Pechino, 21 mar.- Pechino decide di incrementare ancora una volta i requisiti di riserva obbligatoria delle banche: con un comunicato diffuso venerdì scorso la Banca centrale ha reso noto che a partire dal 25 marzo prossimo tutti gli istituti di credito cinesi dovranno innalzare le riserve obbligatorie di 50 punti base "a causa dell'incertezza che attraversa il panorama economico globale in seguito al devastante terremoto e alla crisi nucleare che hanno colpito il Giappone".
Per le principali banche cinesi sale così al 20% la quota di capitale da accantonare obbligatoriamente presso la Banca centrale: si tratta del terzo incremento dall'inizio del 2011 (questo articolo) , segno che People's Bank of China intende proseguire sul cammino intrapreso da mesi per drenare l'eccesso di liquidità in circolazione nel sistema finanziario cinese e contrastare così i continui aumenti dell'inflazione.
Le statistiche ufficiali segnalano che nonostante le misure intraprese dal governo – tra cui anche tre aumenti dei tassi d'interesse tra la fine dell'anno scorso e oggi –, in Cina il costo della vita continua a salire a ritmi incessanti: a febbraio l'indice dei prezzi al consumo è cresciuto del 4,9% rispetto allo stesso mese dell'anno scorso (questo articolo), percentuale identica a quella registrata in gennaio, al di sopra della soglia del 4% entro la quale la leadership cinese punta a contenerlo per il 2011. Pesano ancora una volta i rincari dei generi alimentari, il cui prezzo è cresciuto dell'11%, registrando un'ulteriore accelerazione rispetto al +10,3% del mese di gennaio.
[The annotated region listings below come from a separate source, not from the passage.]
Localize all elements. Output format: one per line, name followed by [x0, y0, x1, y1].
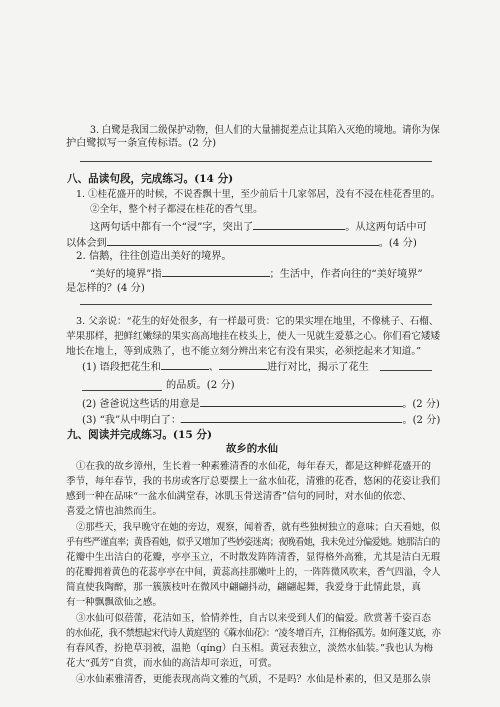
- passage-p2-line6: 有一种飘飘欲仙之感。: [66, 597, 162, 608]
- passage-p2-line5: 简直使我陶醉，那一簇簇枝叶在微风中翩翩抖动，翩翩起舞，我爱身于此情此景，真: [66, 582, 421, 593]
- passage-p3-line1: ③水仙可似蓓蕾，花洁如玉，恰情养性，自古以来受到人们的偏爱。欣赏著千姿百态: [76, 613, 431, 624]
- passage-p1-line3: 感到一种在品味“一盆水仙满堂春，冰肌玉骨送清香”信句的同时，对水仙的依恋、: [66, 491, 412, 502]
- s8-q3-sub1-blank4[interactable]: [82, 390, 162, 391]
- s8-q3-sub3-post: 。(2 分): [402, 415, 441, 426]
- passage-p2-line3: 花瓣中生出洁白的花瓣，亭亭玉立，不时散发阵阵清香，显得格外高雅，尤其是洁白无瑕: [66, 552, 441, 563]
- s8-q3-sub3-blank[interactable]: [181, 412, 402, 423]
- section8-heading: 八、品读句段，完成练习。(14 分): [67, 173, 234, 185]
- s8-q3-sub1-blank1[interactable]: [161, 359, 209, 370]
- s8-q2-prompt-line1: [90, 266, 423, 281]
- s8-q3-quote-line3: 地长在地上，等到成熟了，也不能立刻分辨出来它有没有果实，必须挖起来才知道。”: [66, 346, 422, 357]
- s8-q1-prompt-line2: [66, 235, 417, 250]
- passage-p3-line3: 有春风香，扮艳草羽被，温艳（qíng）白玉相。黄冠表独立，淡然水仙装。”我也认为梅: [66, 643, 434, 654]
- passage-title: 故乡的水仙: [226, 443, 278, 455]
- s8-q3-quote-line2: 苹果那样，把鲜红嫩绿的果实高高地挂在枝头上，使人一见就生爱慕之心。你们看它矮矮: [66, 331, 441, 342]
- s8-q1-prompt2-post: 。(4 分): [378, 238, 417, 249]
- q3-line1: 3. 白鹭是我国二级保护动物，但人们的大量捕捉差点让其陷入灭绝的境地。请你为保: [90, 125, 440, 136]
- s8-q3-sub2-blank[interactable]: [200, 396, 403, 407]
- s8-q1-sentence1: 1. ①桂花盛开的时候，不说香飘十里，至少前后十几家邻居，没有不浸在桂花香里的。: [76, 189, 441, 200]
- s8-q2-prompt-pre: “美好的境界”指: [90, 269, 162, 280]
- s8-q3-sub1-line2: 的品质。(2 分): [166, 380, 235, 391]
- s8-q3-sub2-line: [82, 396, 440, 411]
- s8-q1-prompt-line1: [90, 219, 427, 234]
- passage-p1-line1: ①在我的故乡漳州，生长着一种素雅清香的水仙花，每年春天，都是这种鲜花盛开的: [76, 461, 431, 472]
- s8-q3-sub3-line: [82, 412, 440, 427]
- passage-p3-line2: 的水仙花，我不禁想起宋代诗人黄庭坚的《蔴水仙花》：“凌冬增百卉，江梅俗孤芳。如何蓬艾底，亦: [66, 628, 441, 639]
- s8-q2-prompt-line2: 是怎样的？(4 分): [66, 283, 145, 294]
- passage-p4-line1: ④水仙素雅清香，更能表现高尚文雅的气质，不是吗？水仙是朴素的，但又是那么崇: [76, 674, 431, 685]
- s8-q3-sub1-post: 进行对比，揭示了花生: [266, 362, 369, 373]
- s8-q3-sub3-pre: (3) “我”从中明白了：: [82, 415, 182, 426]
- passage-p2-line1: ②那些天，我早晚守在她的旁边，观察，闻着香，就有些独树独立的意味；白天看她，似: [76, 522, 441, 533]
- section9-heading: 九、阅读并完成练习。(15 分): [67, 429, 212, 441]
- s8-q3-sub2-post: 。(2 分): [402, 399, 440, 410]
- q3-line2: 护白鹭拟写一条宣传标语。(2 分): [66, 138, 217, 149]
- s8-q1-sentence2: ②全年，整个村子都浸在桂花的香气里。: [90, 204, 263, 215]
- s8-q1-prompt-pre: 这两句话中都有一个“浸”字，突出了: [90, 222, 254, 233]
- s8-q3-sub2-pre: (2) 爸爸说这些话的用意是: [82, 399, 200, 410]
- s8-q3-sub1-blank2[interactable]: [219, 359, 267, 370]
- passage-p1-line4: 喜爱之情也油然而生。: [66, 506, 162, 517]
- s8-q1-blank1[interactable]: [253, 219, 345, 230]
- passage-p1-line2: 季节，每年春节，我的书房或客厅总要摆上一盆水仙花，清雅的花香，悠闲的花姿让我们: [66, 476, 441, 487]
- s8-q3-sub1-sep: 、: [208, 362, 219, 373]
- q3-answer-line[interactable]: [80, 161, 432, 162]
- s8-q3-quote-line1: 3. 父亲说：“花生的好处很多，有一样最可贵：它的果实埋在地里，不像桃子、石榴、: [76, 316, 439, 327]
- s8-q3-sub1-blank3[interactable]: [380, 370, 432, 371]
- passage-p2-line2: 乎有些严谨直率；黄昏看她，似乎又增加了些妙姿迷离；夜晚看她，我未免过分偏爱她。她那洁白的: [66, 537, 440, 548]
- s8-q2-prompt-post: ；生活中，作者向往的“美好境界”: [269, 269, 423, 280]
- s8-q3-sub1-line1: [82, 359, 369, 374]
- s8-q1-prompt2-pre: 以体会到: [66, 238, 107, 249]
- passage-p2-line4: 的花瓣拥着黄色的花蕊亭亭在中间，黄蕊高挂那嫩叶上的，一阵阵微风吹来，香气四溢，令人: [66, 567, 441, 578]
- s8-q2-answer-line[interactable]: [80, 304, 432, 305]
- passage-p3-line4: 花大“孤芳”自赏，而水仙的高洁却可亲近，可赏。: [66, 658, 278, 669]
- s8-q2-blank[interactable]: [162, 266, 270, 277]
- s8-q1-prompt-post: 。从这两句话中可: [345, 222, 427, 233]
- s8-q1-blank2[interactable]: [107, 235, 379, 246]
- s8-q2-sentence: 2. 信鹅，往往创造出美好的境界。: [76, 251, 232, 262]
- s8-q3-sub1-pre: (1) 语段把花生和: [82, 362, 161, 373]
Nel suo discorso di apertura dell'Assemblea Nazionale del Popolo, all'inizio di marzo, il premier Wen Jiabao aveva definito il mantenimento dei prezzi a un livello stabile "una priorità assoluta", sostenendo che si tratta di "un problema che riguarda il benessere del popolo e che influenza la stabilità sociale" (questo articolo). Il premier non aveva risparmiato neanche una stoccata indiretta agli Stati Uniti, che secondo Pechino avrebbero esportato inflazione verso le economie emergenti dopo il nuovo alleggerimento quantitativo da 600 miliardi di dollari deciso a novembre dalla FED per sostenere un'economia che stenta a riprendersi dopo la crisi finanziaria globale.
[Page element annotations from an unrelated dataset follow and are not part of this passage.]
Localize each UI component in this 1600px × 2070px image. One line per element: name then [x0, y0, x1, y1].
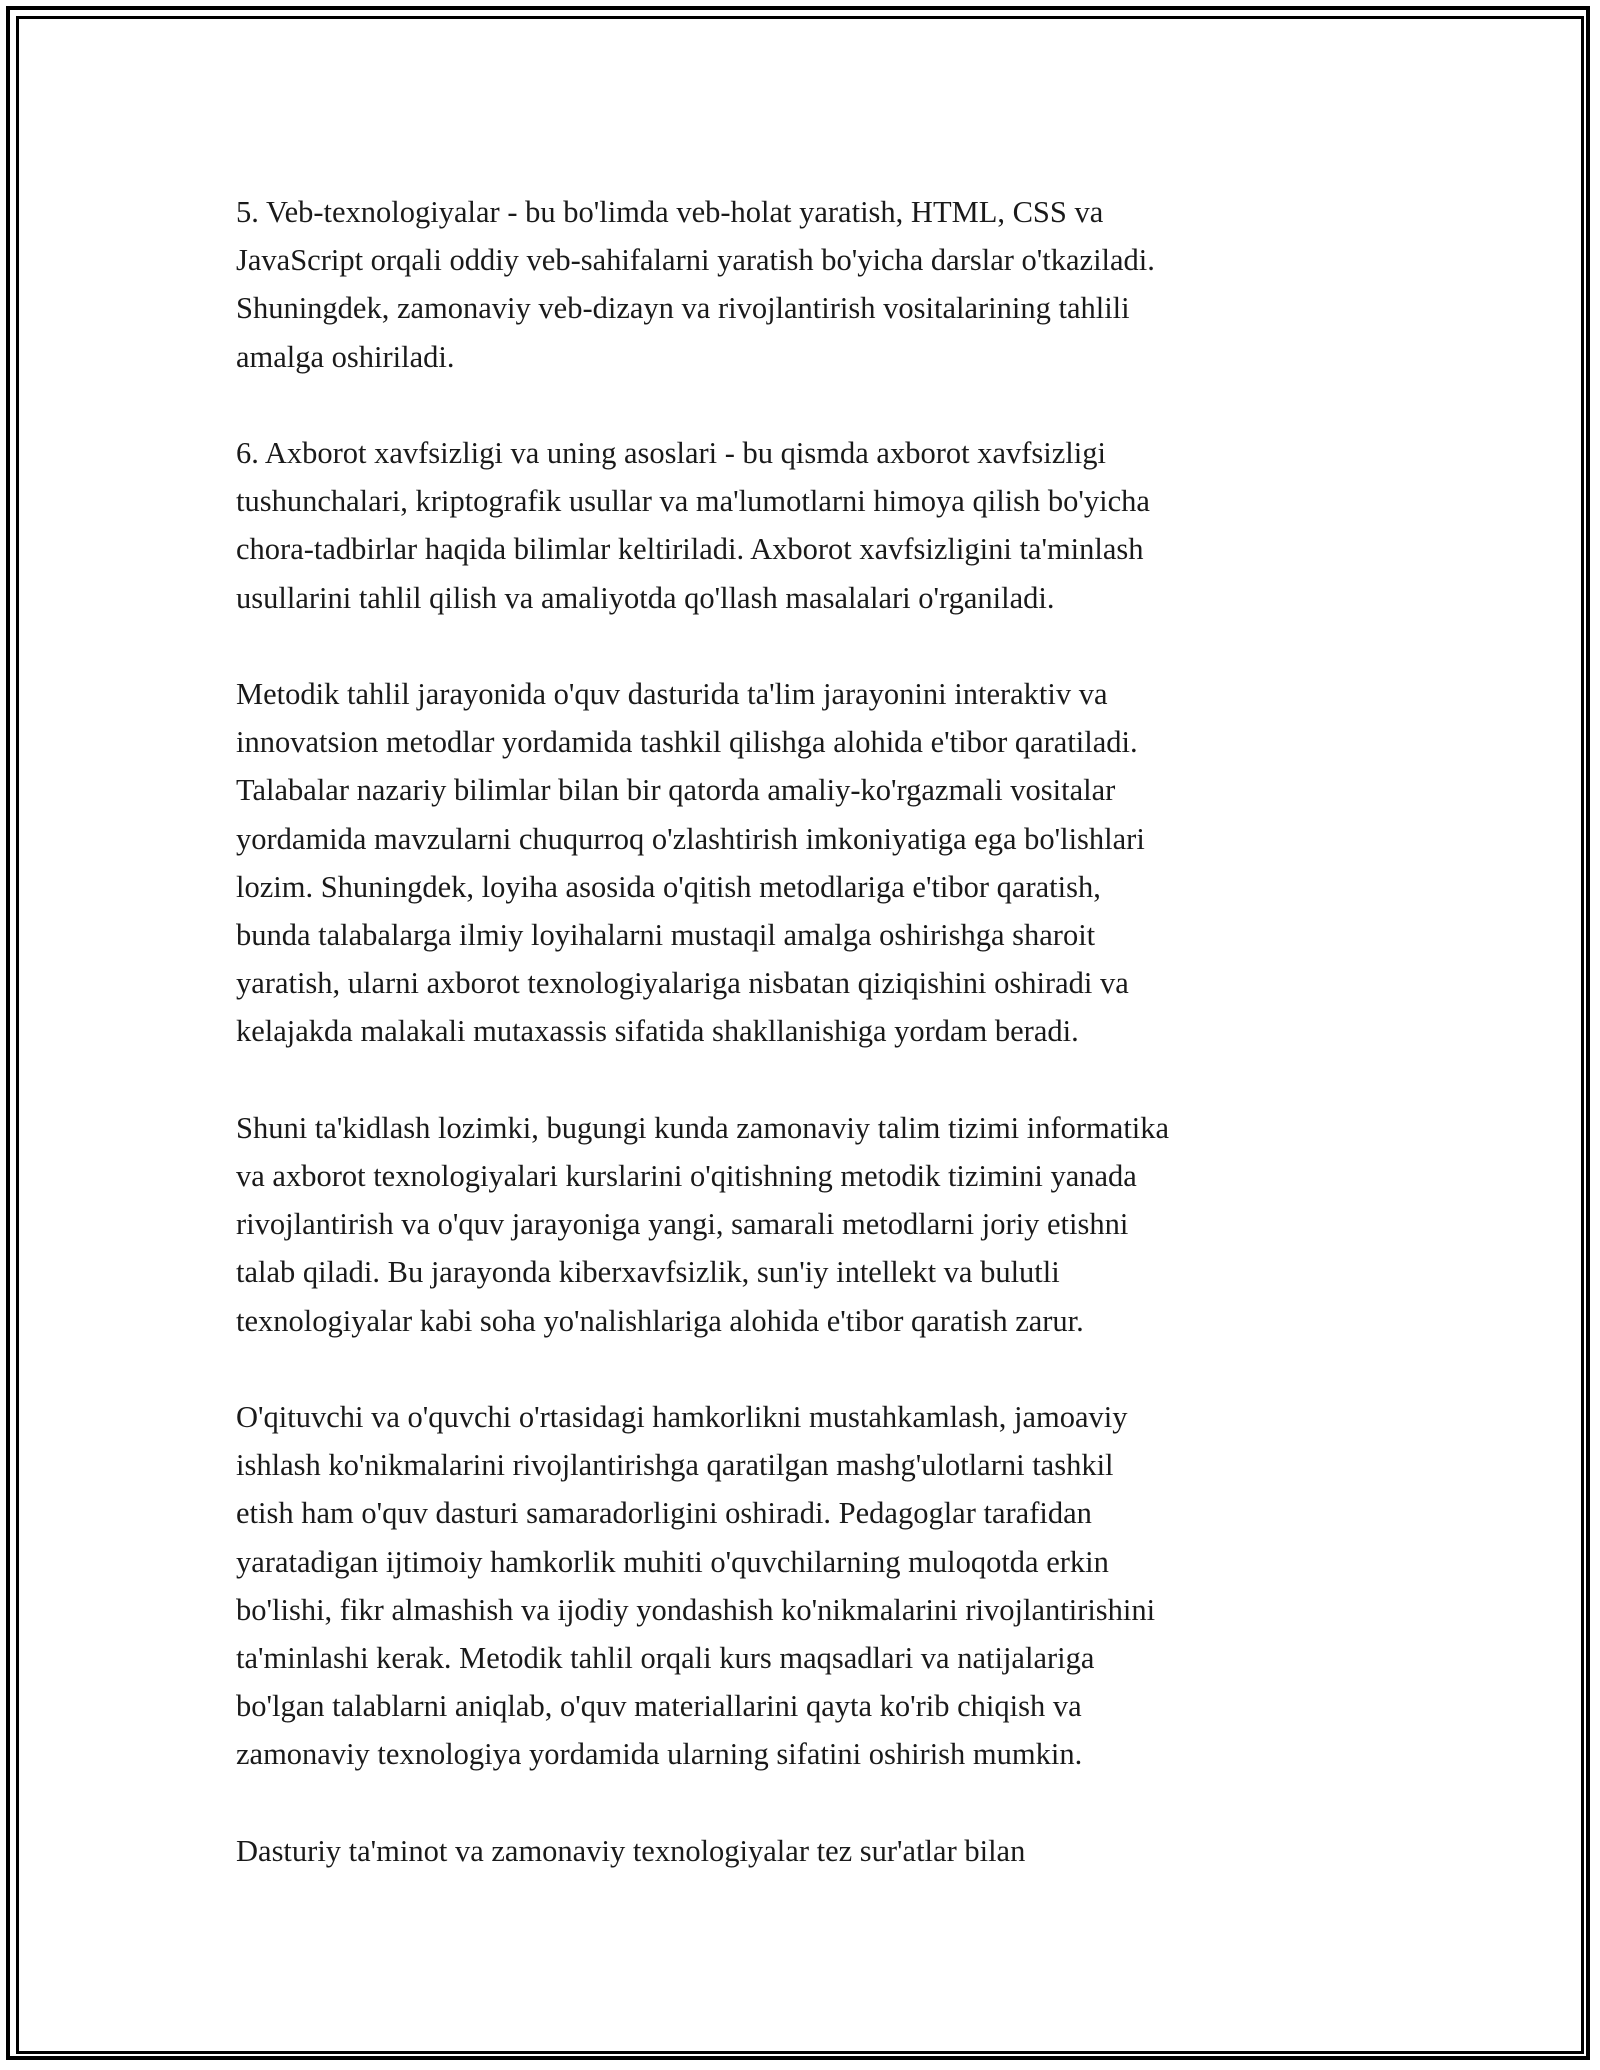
- text-line: tushunchalari, kriptografik usullar va ma'lumotlarni himoya qilish bo'yicha: [236, 484, 1150, 519]
- text-line: usullarini tahlil qilish va amaliyotda qo'llash masalalari o'rganiladi.: [236, 580, 1055, 615]
- text-line: Shuningdek, zamonaviy veb-dizayn va rivojlantirish vositalarining tahlili: [236, 291, 1130, 326]
- paragraph-information-security: [236, 429, 1376, 622]
- text-line: JavaScript orqali oddiy veb-sahifalarni yaratish bo'yicha darslar o'tkaziladi.: [236, 243, 1155, 278]
- text-line: 6. Axborot xavfsizligi va uning asoslari - bu qismda axborot xavfsizligi: [236, 436, 1106, 470]
- text-line: lozim. Shuningdek, loyiha asosida o'qitish metodlariga e'tibor qaratish,: [236, 869, 1101, 904]
- text-line: zamonaviy texnologiya yordamida ularning sifatini oshirish mumkin.: [236, 1737, 1083, 1772]
- text-line: bunda talabalarga ilmiy loyihalarni mustaqil amalga oshirishga sharoit: [236, 918, 1096, 953]
- text-line: yaratish, ularni axborot texnologiyalariga nisbatan qiziqishini oshiradi va: [236, 966, 1129, 1001]
- paragraph-teacher-student-cooperation: [236, 1393, 1376, 1779]
- text-line: etish ham o'quv dasturi samaradorligini oshiradi. Pedagoglar tarafidan: [236, 1496, 1092, 1531]
- text-line: ta'minlashi kerak. Metodik tahlil orqali kurs maqsadlari va natijalariga: [236, 1641, 1095, 1676]
- text-line: va axborot texnologiyalari kurslarini o'qitishning metodik tizimini yanada: [236, 1159, 1137, 1194]
- paragraph-web-technologies: [236, 188, 1376, 381]
- text-line: Shuni ta'kidlash lozimki, bugungi kunda zamonaviy talim tizimi informatika: [236, 1110, 1170, 1145]
- text-line: 5. Veb-texnologiyalar - bu bo'limda veb-holat yaratish, HTML, CSS va: [236, 195, 1104, 229]
- text-line: texnologiyalar kabi soha yo'nalishlariga alohida e'tibor qaratish zarur.: [236, 1303, 1084, 1338]
- paragraph-modern-education: [236, 1104, 1376, 1345]
- text-line: O'qituvchi va o'quvchi o'rtasidagi hamkorlikni mustahkamlash, jamoaviy: [236, 1400, 1128, 1435]
- text-line: yaratadigan ijtimoiy hamkorlik muhiti o'quvchilarning muloqotda erkin: [236, 1544, 1109, 1579]
- text-line: yordamida mavzularni chuqurroq o'zlashtirish imkoniyatiga ega bo'lishlari: [236, 821, 1145, 856]
- paragraph-software-technologies: [236, 1827, 1376, 1875]
- text-line: rivojlantirish va o'quv jarayoniga yangi, samarali metodlarni joriy etishni: [236, 1207, 1129, 1242]
- paragraph-methodical-analysis: [236, 670, 1376, 1056]
- text-line: Talabalar nazariy bilimlar bilan bir qatorda amaliy-ko'rgazmali vositalar: [236, 773, 1116, 808]
- text-line: kelajakda malakali mutaxassis sifatida shakllanishiga yordam beradi.: [236, 1014, 1079, 1049]
- text-line: innovatsion metodlar yordamida tashkil qilishga alohida e'tibor qaratiladi.: [236, 725, 1138, 760]
- text-line: amalga oshiriladi.: [236, 339, 455, 374]
- document-body: [236, 188, 1376, 1923]
- text-line: bo'lgan talablarni aniqlab, o'quv materiallarini qayta ko'rib chiqish va: [236, 1689, 1082, 1724]
- text-line: bo'lishi, fikr almashish va ijodiy yondashish ko'nikmalarini rivojlantirishini: [236, 1592, 1156, 1627]
- text-line: Metodik tahlil jarayonida o'quv dasturida ta'lim jarayonini interaktiv va: [236, 677, 1108, 711]
- text-line: talab qiladi. Bu jarayonda kiberxavfsizlik, sun'iy intellekt va bulutli: [236, 1255, 1060, 1290]
- text-line: Dasturiy ta'minot va zamonaviy texnologiyalar tez sur'atlar bilan: [236, 1833, 1026, 1868]
- text-line: chora-tadbirlar haqida bilimlar keltiriladi. Axborot xavfsizligini ta'minlash: [236, 532, 1144, 567]
- text-line: ishlash ko'nikmalarini rivojlantirishga qaratilgan mashg'ulotlarni tashkil: [236, 1448, 1114, 1483]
Ma le ragioni dei rincari del costo della vita sono anche endogene. Proprio per contrastare la crisi, a partire dal 2008 le banche cinesi hanno allentato i cordoni delle borse immettendo un flusso imponente di liquidità nel sistema: si stima che negli ultimi due anni siano stati erogati nuovi prestiti per la cifra record di 17.500 miliardi di yuan (pari a 1900 miliardi di euro), circa un quarto del totale dell'economia cinese nello stesso periodo. Dopo i brillanti risultati conseguiti negli ultimi anni (nel 2010 l'economia cinese è cresciuta del 10,7%) nonostante la crisi globale e il calo delle esportazioni, oggi Pechino teme soprattutto l'inflazione e i rischi dello scoppio di una bolla immobiliare.
Le ultime misure sembrano avere sortito qualche effetto: i nuovi prestiti erogati a febbraio sono scesi a quota 535.6 miliardi di yuan (circa 57 miliardi di euro) contro i 1040 (111 miliardi di euro) di appena un mese prima. I prezzi delle nuove abitazioni, pur continuando a crescere, nell'ultimo mese hanno registrato una lieve flessione in otto delle 70 principali città cinesi, e i rincari sono stati comunque più contenuti rispetto al mese di gennaio. Molti analisti e osservatori, tuttavia, ritengono che People's Bank of China adotterà ulteriori misure restrittive nel breve periodo.